Maria’s Workplace Health and Safety Concerns
Maria is a casual employee in a warehouse environment. While performing her duties, she notices several safety hazards that could pose a risk to herself and her colleagues. Concerned about the well-being of everyone in the workplace, Maria reports the hazards to her supervisor. However, no action is taken to address the issues. Feeling unsupported, Maria decides to contact the relevant health and safety regulatory authority to report the unsafe conditions. The authority conducts an investigation, identifies the hazards, and requires the employer to implement necessary safety measures. As a result, the workplace becomes safer for all employees, including casual workers like Maria.
Daniel’s Experience of Discrimination
Daniel works as a casual employee in a restaurant.
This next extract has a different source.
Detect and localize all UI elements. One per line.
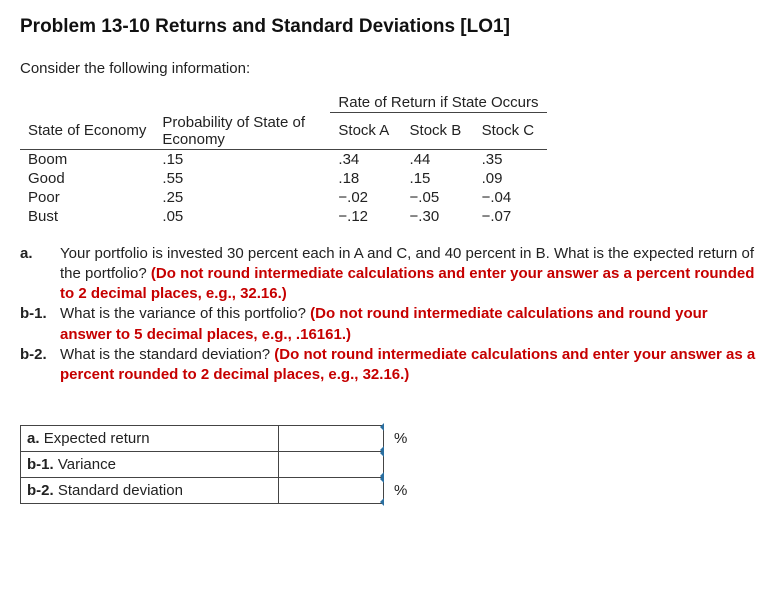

Unfortunately, he experiences discriminatory treatment from some of his colleagues based on his nationality. Feeling distressed and marginalized, Daniel decides to raise the issue with his supervisor and the restaurant owner. They take his concerns seriously and launch an investigation into the matter. The perpetrators of discrimination are held accountable, and the restaurant implements diversity and inclusion training programs to promote a respectful and inclusive work environment. Daniel’s experience highlights the importance of addressing discrimination in the workplace and fostering a culture of equality.
Emily’s Request for Unpaid Leave
Emily is a casual employee who unexpectedly needs to take time off to care for her ill parent. Aware of her entitlement to unpaid carer’s leave, Emily approaches her employer to discuss her situation and request the necessary leave. Her employer shows understanding and compassion, granting her the unpaid leave and ensuring her job is secure upon her return. This support from her employer allows Emily to fulfill her caregiving responsibilities while maintaining her employment, emphasizing the significance of leave entitlements for casual employees.